MATERIALS AND METHODS
The present in vitro study has been carried out in the Department of Pedodontics and Preventive Dentistry, Rajah Muthiah Dental College & Hospital, in association with the Department of Chemistry and Department of Microbiology, Annamalai University to compare the anti-bacterial effect of 2.5% sodium hypochlorite and 0.01% hypochlorous acid with saline being used as a control group against E. faecalis.
Preparation of 2.5% sodium hypochlorite
Reagent-grade 5% NaOCl (Spectra Chemicals) was weakened with distilled water to acquire 2.5% NaOCl concentration.

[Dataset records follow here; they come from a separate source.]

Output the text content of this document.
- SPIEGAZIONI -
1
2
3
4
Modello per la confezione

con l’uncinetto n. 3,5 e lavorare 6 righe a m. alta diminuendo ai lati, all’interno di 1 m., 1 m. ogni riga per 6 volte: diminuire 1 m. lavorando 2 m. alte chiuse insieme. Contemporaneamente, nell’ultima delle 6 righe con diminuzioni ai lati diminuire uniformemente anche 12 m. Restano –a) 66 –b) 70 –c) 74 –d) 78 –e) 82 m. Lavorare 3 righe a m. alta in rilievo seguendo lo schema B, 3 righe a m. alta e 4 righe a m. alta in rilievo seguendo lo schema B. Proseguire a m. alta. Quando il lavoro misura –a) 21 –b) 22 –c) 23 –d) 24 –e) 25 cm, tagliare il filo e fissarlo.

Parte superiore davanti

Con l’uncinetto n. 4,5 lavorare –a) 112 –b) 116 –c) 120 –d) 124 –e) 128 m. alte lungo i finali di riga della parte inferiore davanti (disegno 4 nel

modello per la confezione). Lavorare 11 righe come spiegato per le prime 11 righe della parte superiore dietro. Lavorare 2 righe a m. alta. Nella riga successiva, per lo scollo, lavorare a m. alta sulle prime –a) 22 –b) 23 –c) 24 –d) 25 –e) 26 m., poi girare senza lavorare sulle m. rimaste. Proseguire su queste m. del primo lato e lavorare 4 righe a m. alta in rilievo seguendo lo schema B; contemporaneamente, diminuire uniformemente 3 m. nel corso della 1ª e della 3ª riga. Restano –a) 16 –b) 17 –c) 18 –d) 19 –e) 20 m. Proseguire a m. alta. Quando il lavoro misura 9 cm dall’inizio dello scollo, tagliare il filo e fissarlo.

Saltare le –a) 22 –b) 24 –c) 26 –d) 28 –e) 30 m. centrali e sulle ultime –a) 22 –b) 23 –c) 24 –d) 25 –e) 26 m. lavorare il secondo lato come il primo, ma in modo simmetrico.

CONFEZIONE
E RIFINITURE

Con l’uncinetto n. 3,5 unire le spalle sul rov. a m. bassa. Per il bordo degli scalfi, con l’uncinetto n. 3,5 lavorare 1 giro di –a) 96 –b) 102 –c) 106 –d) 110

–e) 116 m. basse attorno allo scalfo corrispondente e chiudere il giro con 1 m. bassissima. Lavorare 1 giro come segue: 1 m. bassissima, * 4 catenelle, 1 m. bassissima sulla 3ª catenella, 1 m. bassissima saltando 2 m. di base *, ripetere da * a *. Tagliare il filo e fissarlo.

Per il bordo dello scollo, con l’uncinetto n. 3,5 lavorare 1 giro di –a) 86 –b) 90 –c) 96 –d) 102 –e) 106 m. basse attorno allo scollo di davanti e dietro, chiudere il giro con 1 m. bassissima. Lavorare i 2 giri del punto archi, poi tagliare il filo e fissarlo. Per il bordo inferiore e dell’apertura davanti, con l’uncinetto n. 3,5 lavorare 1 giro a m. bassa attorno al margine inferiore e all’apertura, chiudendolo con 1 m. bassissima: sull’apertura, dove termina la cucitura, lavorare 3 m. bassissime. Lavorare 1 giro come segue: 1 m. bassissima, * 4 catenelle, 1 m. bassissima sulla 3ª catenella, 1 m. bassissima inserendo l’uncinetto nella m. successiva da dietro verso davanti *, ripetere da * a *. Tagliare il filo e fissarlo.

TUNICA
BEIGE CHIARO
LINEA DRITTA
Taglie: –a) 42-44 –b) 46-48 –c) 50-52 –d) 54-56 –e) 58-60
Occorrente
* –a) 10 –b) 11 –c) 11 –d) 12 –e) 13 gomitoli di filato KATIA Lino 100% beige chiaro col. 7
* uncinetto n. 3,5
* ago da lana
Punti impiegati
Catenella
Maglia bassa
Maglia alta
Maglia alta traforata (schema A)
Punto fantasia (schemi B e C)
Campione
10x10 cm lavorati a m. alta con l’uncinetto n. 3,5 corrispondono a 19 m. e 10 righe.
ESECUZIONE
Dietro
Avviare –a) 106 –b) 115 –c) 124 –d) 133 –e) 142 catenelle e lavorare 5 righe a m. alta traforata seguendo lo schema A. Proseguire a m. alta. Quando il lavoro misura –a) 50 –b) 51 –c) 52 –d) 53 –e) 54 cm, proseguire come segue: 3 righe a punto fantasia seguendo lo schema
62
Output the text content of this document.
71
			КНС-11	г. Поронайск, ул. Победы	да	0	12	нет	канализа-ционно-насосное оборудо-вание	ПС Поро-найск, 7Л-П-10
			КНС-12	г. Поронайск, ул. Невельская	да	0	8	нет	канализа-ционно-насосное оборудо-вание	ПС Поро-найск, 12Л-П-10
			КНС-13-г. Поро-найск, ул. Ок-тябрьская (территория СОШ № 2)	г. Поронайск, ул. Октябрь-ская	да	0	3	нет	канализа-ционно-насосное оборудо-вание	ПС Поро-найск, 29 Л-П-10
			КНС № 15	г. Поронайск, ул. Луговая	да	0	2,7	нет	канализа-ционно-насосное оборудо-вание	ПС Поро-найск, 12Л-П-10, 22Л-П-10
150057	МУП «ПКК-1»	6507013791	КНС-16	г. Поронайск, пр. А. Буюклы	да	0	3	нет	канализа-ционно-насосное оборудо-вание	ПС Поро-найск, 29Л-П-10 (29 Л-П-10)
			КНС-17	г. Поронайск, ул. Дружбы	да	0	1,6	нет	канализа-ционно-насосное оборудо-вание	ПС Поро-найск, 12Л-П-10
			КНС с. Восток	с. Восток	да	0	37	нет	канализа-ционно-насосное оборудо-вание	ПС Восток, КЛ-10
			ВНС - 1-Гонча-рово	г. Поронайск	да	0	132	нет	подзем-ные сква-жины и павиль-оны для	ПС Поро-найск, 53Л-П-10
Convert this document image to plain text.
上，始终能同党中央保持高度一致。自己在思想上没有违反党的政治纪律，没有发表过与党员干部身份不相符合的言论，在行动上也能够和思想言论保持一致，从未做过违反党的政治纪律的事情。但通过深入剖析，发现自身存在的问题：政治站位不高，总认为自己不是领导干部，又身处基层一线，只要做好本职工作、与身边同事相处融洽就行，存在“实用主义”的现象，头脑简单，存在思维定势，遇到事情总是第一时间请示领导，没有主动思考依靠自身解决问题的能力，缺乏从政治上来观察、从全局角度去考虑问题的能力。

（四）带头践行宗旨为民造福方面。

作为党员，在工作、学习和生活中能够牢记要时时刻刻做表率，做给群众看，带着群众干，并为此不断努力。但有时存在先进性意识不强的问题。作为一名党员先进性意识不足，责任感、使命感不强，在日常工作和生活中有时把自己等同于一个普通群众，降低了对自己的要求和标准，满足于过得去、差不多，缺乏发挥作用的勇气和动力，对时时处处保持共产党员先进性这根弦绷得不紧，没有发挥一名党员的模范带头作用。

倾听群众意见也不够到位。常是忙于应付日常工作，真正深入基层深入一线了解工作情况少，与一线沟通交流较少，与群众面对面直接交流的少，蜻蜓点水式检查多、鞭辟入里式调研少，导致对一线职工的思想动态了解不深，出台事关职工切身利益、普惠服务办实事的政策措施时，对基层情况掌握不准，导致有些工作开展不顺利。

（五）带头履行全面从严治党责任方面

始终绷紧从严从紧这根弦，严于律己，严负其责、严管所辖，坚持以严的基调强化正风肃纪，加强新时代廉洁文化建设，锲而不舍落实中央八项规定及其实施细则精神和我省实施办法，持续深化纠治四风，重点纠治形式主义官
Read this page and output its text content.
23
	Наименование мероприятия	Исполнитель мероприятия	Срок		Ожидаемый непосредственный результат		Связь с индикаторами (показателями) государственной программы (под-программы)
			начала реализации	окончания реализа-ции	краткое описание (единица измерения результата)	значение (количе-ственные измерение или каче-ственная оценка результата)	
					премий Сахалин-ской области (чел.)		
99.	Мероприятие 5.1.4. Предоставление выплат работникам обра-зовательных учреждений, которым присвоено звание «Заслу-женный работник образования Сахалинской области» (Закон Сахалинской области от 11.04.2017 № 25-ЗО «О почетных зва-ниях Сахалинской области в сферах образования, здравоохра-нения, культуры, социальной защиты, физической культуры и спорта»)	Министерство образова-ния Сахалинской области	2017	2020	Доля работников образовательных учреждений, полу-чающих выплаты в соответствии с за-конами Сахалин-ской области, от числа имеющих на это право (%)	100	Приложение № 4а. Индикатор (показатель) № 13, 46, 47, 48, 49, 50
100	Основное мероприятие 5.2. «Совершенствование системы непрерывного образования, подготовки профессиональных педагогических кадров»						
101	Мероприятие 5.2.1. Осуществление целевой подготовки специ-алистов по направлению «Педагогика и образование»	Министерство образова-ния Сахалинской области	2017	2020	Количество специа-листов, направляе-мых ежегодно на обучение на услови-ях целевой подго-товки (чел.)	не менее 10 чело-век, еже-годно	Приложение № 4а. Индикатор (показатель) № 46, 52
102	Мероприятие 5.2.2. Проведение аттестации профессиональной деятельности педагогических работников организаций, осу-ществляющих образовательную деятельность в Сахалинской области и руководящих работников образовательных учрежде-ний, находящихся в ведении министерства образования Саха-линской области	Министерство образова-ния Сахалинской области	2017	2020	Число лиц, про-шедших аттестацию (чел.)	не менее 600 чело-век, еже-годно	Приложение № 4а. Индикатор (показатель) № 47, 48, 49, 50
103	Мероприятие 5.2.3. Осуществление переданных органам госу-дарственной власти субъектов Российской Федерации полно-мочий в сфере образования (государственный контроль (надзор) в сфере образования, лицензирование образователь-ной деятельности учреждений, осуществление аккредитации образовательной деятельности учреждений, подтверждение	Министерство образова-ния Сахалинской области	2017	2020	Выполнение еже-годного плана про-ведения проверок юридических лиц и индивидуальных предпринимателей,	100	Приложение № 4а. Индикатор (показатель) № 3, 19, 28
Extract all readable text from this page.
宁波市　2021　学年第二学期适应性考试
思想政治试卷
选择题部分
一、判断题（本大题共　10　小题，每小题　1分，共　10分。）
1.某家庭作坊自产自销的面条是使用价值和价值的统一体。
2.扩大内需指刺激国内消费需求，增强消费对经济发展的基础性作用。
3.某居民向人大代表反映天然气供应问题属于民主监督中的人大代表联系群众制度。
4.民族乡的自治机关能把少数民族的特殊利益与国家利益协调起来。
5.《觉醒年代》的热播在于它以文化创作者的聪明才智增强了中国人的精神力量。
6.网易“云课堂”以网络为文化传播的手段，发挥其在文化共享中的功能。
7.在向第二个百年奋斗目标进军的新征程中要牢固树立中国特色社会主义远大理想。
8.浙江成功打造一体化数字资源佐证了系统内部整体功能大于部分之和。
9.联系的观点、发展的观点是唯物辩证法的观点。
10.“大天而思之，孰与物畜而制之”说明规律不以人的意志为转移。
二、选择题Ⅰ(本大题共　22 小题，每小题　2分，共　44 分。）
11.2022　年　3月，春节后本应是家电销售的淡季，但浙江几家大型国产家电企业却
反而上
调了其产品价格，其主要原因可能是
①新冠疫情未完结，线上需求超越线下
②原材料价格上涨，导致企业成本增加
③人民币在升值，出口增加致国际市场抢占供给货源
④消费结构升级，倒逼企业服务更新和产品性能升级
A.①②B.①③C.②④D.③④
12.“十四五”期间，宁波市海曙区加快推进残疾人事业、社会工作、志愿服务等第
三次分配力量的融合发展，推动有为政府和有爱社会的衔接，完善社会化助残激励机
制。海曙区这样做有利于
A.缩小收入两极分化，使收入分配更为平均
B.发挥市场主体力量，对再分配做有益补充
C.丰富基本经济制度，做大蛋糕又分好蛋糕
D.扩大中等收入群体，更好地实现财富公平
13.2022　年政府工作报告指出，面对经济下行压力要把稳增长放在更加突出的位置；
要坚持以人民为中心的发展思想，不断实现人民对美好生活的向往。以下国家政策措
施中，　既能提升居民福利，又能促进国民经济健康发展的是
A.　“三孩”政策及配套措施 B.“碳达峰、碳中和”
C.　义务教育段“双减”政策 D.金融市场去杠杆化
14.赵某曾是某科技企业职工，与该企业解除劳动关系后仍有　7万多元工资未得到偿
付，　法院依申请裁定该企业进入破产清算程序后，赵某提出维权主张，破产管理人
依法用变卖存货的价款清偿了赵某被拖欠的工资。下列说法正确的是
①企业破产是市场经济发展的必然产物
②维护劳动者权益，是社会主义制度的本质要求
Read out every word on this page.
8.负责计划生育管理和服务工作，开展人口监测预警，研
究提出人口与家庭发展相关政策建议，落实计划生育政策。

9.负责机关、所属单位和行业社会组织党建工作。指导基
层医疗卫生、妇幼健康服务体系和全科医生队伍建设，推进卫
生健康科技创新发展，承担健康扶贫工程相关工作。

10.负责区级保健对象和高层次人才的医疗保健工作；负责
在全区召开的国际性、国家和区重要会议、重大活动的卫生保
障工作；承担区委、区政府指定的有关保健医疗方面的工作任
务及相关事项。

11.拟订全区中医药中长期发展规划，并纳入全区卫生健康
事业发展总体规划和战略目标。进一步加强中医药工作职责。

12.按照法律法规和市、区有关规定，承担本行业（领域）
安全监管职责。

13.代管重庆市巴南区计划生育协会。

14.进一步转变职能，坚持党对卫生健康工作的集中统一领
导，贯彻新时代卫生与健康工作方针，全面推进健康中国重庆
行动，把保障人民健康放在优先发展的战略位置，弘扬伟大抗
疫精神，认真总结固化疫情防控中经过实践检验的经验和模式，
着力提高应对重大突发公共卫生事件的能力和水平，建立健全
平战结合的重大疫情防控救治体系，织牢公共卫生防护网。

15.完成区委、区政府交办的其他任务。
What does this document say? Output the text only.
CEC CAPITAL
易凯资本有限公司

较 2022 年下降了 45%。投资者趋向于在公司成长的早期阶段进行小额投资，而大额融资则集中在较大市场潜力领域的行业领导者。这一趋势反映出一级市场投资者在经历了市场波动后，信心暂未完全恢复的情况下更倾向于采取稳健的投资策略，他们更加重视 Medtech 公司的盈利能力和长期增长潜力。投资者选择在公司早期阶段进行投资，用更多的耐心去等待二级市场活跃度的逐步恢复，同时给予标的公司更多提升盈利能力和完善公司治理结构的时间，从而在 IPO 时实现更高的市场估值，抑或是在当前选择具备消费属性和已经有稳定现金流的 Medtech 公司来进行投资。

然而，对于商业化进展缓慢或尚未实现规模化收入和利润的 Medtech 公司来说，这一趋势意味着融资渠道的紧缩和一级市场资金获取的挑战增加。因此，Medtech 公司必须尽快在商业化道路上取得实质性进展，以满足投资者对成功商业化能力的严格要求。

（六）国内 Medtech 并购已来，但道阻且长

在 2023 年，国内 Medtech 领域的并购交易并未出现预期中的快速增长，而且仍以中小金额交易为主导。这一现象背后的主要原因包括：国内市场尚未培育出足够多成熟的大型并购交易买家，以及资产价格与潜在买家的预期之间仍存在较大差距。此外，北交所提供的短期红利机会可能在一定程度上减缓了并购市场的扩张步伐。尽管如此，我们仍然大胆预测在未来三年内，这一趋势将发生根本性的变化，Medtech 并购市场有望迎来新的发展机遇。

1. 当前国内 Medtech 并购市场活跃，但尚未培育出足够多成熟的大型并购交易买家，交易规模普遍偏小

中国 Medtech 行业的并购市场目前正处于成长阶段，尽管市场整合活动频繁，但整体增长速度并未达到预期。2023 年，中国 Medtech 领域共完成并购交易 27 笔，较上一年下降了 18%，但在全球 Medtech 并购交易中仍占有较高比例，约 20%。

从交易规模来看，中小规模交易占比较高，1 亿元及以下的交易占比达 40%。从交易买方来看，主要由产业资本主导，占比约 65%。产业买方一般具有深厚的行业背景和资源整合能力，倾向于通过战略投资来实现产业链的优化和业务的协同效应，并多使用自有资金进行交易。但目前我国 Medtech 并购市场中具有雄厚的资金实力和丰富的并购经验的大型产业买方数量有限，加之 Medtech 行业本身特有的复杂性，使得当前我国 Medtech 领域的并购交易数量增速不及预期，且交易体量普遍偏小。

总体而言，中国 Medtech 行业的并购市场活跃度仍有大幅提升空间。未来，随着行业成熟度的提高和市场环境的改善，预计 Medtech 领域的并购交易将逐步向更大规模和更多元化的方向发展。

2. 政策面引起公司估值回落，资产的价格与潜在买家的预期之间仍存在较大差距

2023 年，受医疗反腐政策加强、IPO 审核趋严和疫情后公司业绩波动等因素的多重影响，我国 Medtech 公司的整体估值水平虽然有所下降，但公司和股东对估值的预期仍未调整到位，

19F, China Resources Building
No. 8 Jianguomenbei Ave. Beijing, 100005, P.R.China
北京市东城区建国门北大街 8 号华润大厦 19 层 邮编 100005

Preparation of 0.01% hypochlorous acid
Hypochlorous acid was set up in 154 mM NaCl by acidifying reagent-grade NaOCl to the pH range of 3.5 to 4.0 with dilute HCl. A pH meter was utilized to precisely quantify the last pH values. The concentration of active total chlorine species in solution communicated as [HOCl] T=[HOCl]+[Cl2]+[Cl-3]+[OCl-] in 0.9% saline was controlled by changing all of the dynamic chlorine species to OCl- with 0.1 M NaOH and measuring the concentration of OCl-. The concentration of OCl- was resolved spectro-photometrically at 292 nm (ε = 362 M-1 cm-1) with a Systronics Digital Spectrophotometer 105. This strategy for hypochlorous acid preparation was as per Wang L et al.[15]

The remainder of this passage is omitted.